Beynimiz yavaşlıyor mu? Ayrıca başka bir teori, beynin yaşla birlikte yavaşlamasıyla ilgilidir. Duke Üniversitesi’nden Profesör Adrian Bejan, gençlikte günlerin daha uzun göründüğünü, çünkü genç beynimizin saniyede çok daha fazla görüntü işleyebildiğini iddia eder. Yaş ilerledikçe, nöronlar arasındaki bağlantılar karmaşıklaşır ve iletim yavaşlar. Bu durumda, beynimiz daha az görsel ve işitsel bilgi işler ve zaman daha hızlı geçiyormuş gibi algılanır. Ayrıca, zaman algımız, hayatımızın toplam uzunluğuyla da yakından ilişkilidir. Örneğin, bir çocuk için bir yıl, hayatının onda biri iken, 75 yaşındaki biri için bir yıl, hayatının yaklaşık yirmide biri kadardır. Bu göreceli uzunluk farkı, yaşlıların zamanın daha hızlı geçtiği izlenimini güçlendirir. Nörobilim uzmanları Muireann Irish ve Claire O’Callaghan, hafıza ve anıların canlılığı ile zaman algısı arasında güçlü bağlar olduğunu vurgular. Yani, geçmişteki anılarımızın yoğunluğu ve canlılığı, zamanın akışını nasıl deneyimlediğimizi etkiler.

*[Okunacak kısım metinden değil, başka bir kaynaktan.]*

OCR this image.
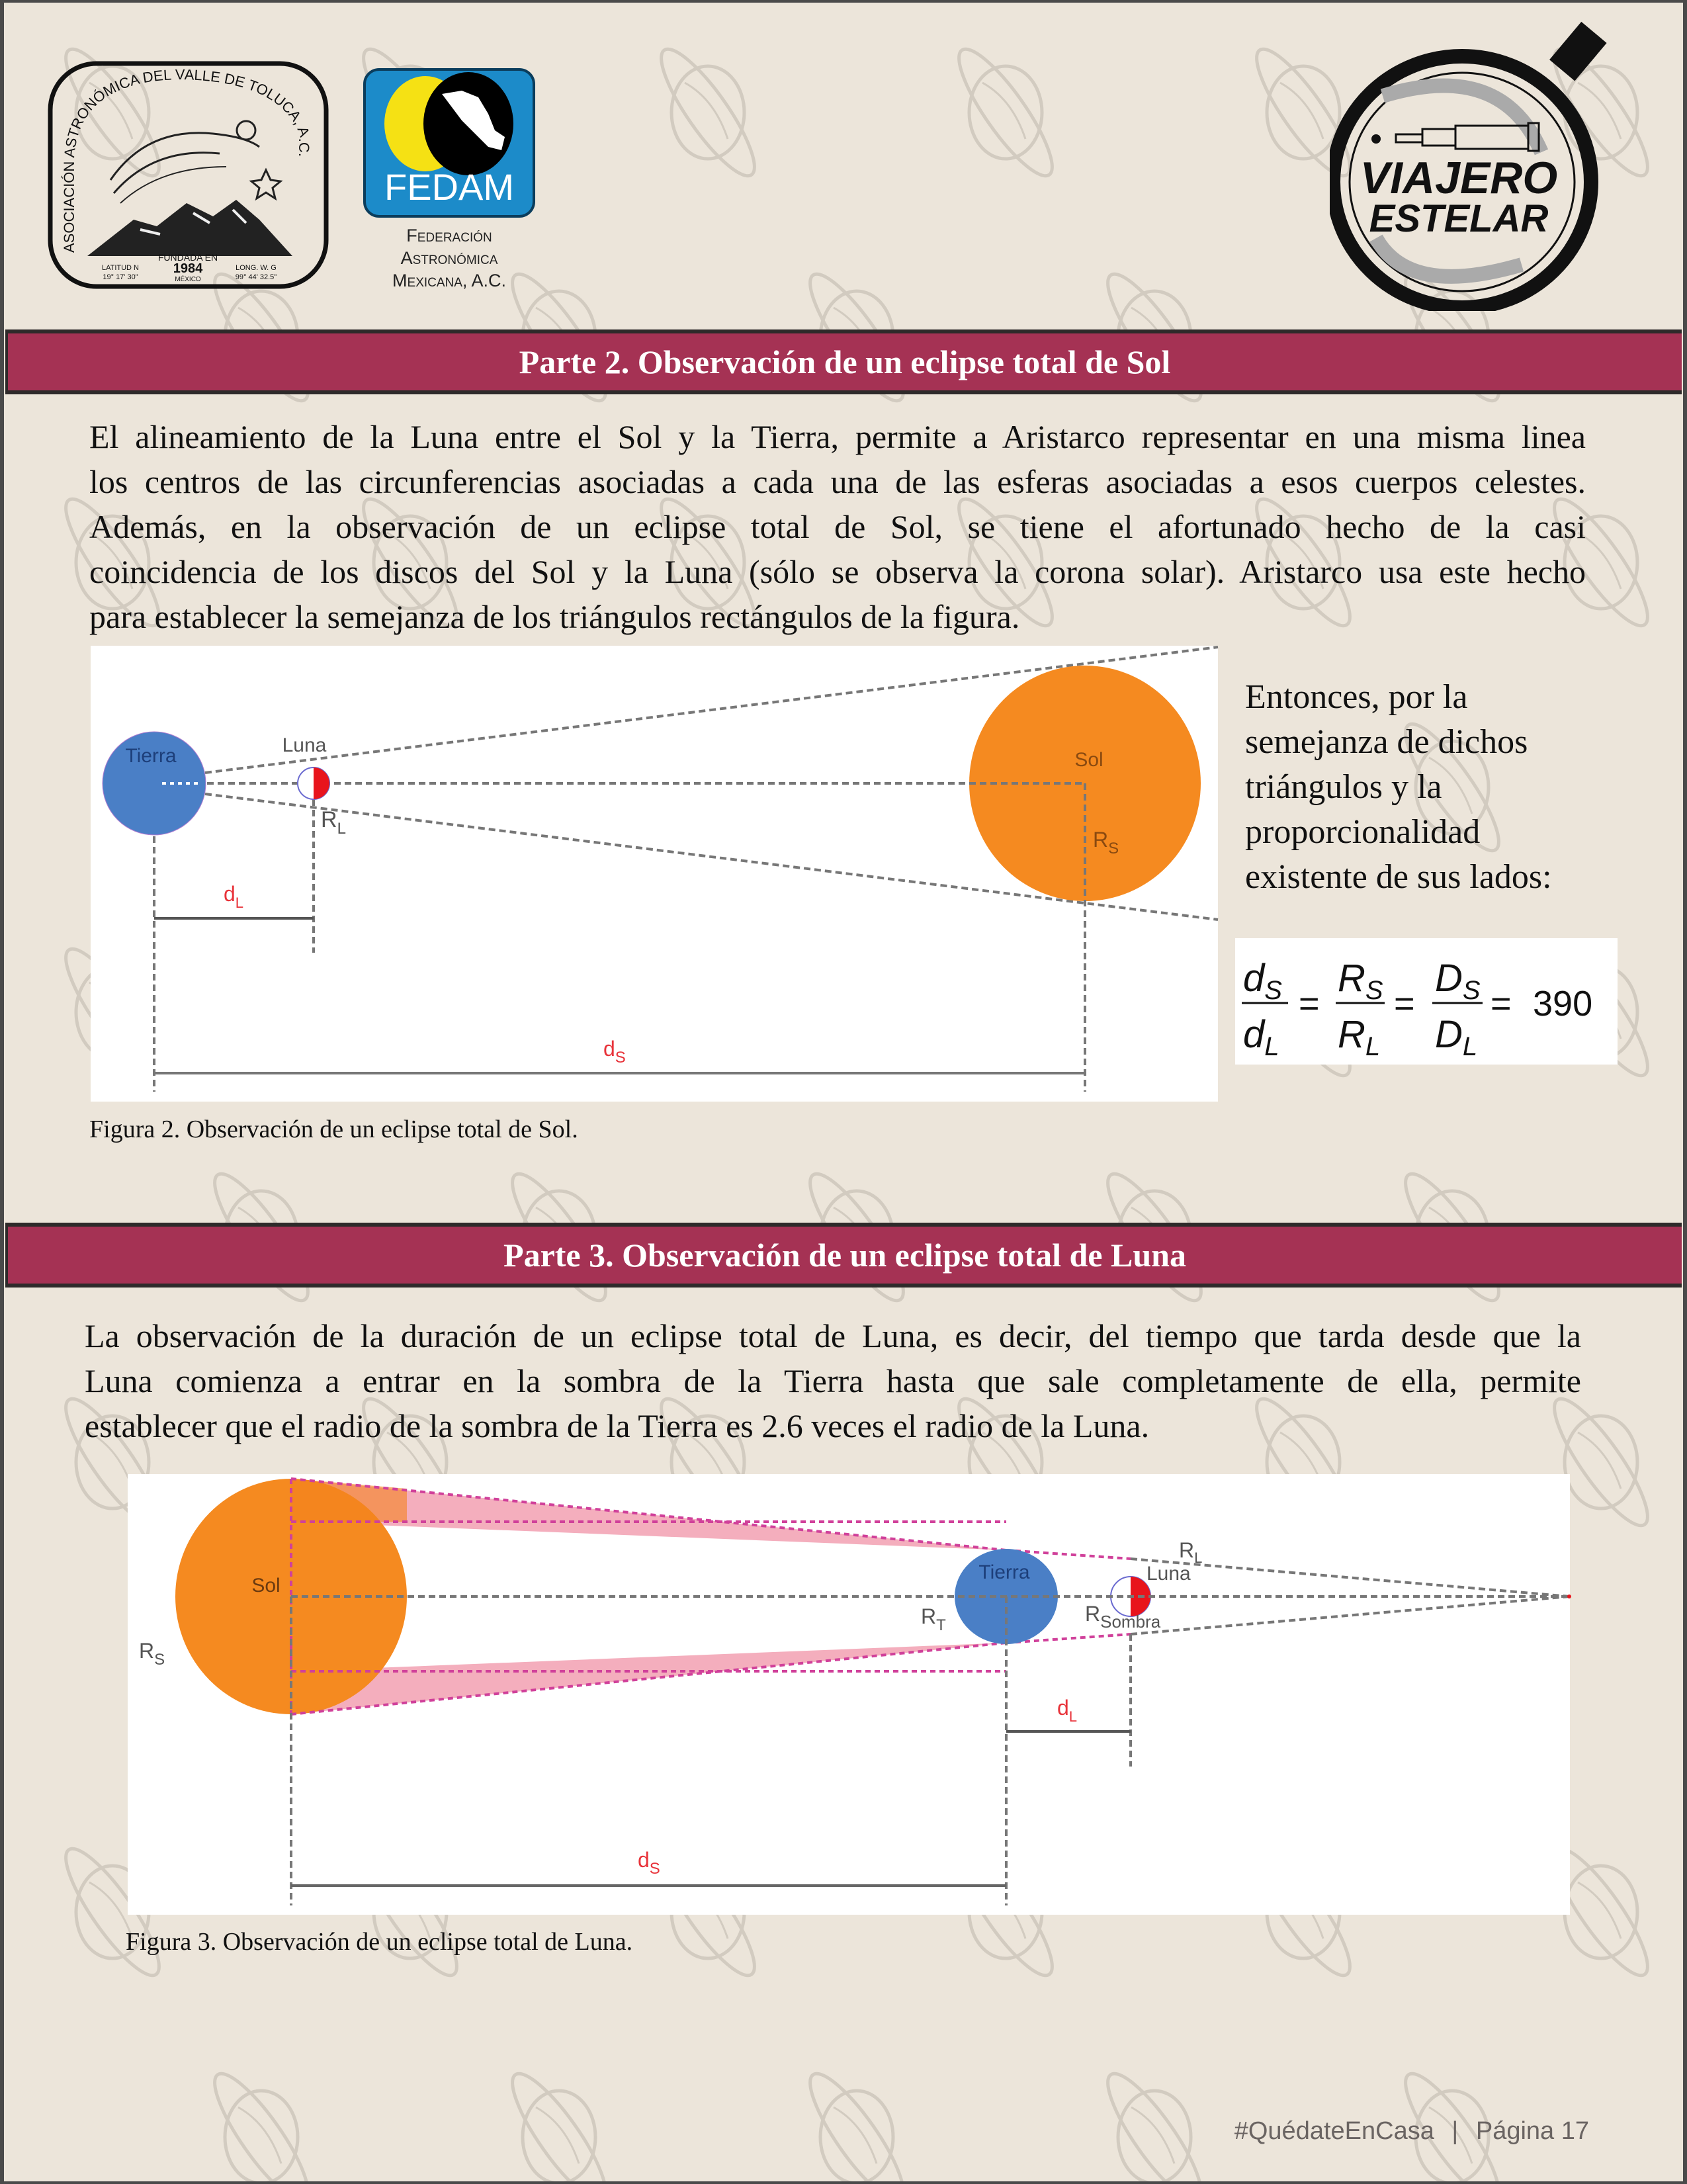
ASOCIACIÓN ASTRONÓMICA DEL VALLE DE TOLUCA, A.C.
FUNDADA EN
1984
MÉXICO
LATITUD N
19° 17' 30"
LONG. W. G
99° 44' 32.5"
FEDAM
Federación
Astronómica
Mexicana, A.C.
VIAJERO
ESTELAR
Parte 2. Observación de un eclipse total de Sol
El alineamiento de la Luna entre el Sol y la Tierra, permite a Aristarco representar en una misma linea
los centros de las circunferencias asociadas a cada una de las esferas asociadas a esos cuerpos celestes.
Además, en la observación de un eclipse total de Sol, se tiene el afortunado hecho de la casi
coincidencia de los discos del Sol y la Luna (sólo se observa la corona solar). Aristarco usa este hecho
para establecer la semejanza de los triángulos rectángulos de la figura.
Tierra	Luna
Sol
$R_L$	$R_S$
$d_L$
$d_S$
Entonces, por la
semejanza de dichos
triángulos y la
proporcionalidad
existente de sus lados:
$d_S$
$d_L$
$R_S$
$R_L$
$D_S$
$D_L$
= = = 390
Figura 2. Observación de un eclipse total de Sol.
Parte 3. Observación de un eclipse total de Luna
La observación de la duración de un eclipse total de Luna, es decir, del tiempo que tarda desde que la
Luna comienza a entrar en la sombra de la Tierra hasta que sale completamente de ella, permite
establecer que el radio de la sombra de la Tierra es 2.6 veces el radio de la Luna.
Sol
$R_S$
Tierra
$R_T$
Luna
$R_L$
$R_{Sombra}$
$d_L$
$d_S$
Figura 3. Observación de un eclipse total de Luna.
#QuédateEnCasa | Página 17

Sonuç olarak, yaşlandıkça zamanın hızlandığını hissetmemizin ardında, beynimizin işleyiş şekli, çevresel dikkat seviyemiz ve yaşam süremize dair algılar gibi birçok faktör bulunuyor. Bilim insanları, bu karmaşık ve ilginç konuyu daha iyi anlamak için araştırmalarını sürdürüyor ve zamanın gizemi üzerinde çalışmalar yapmaya devam ediyorlar.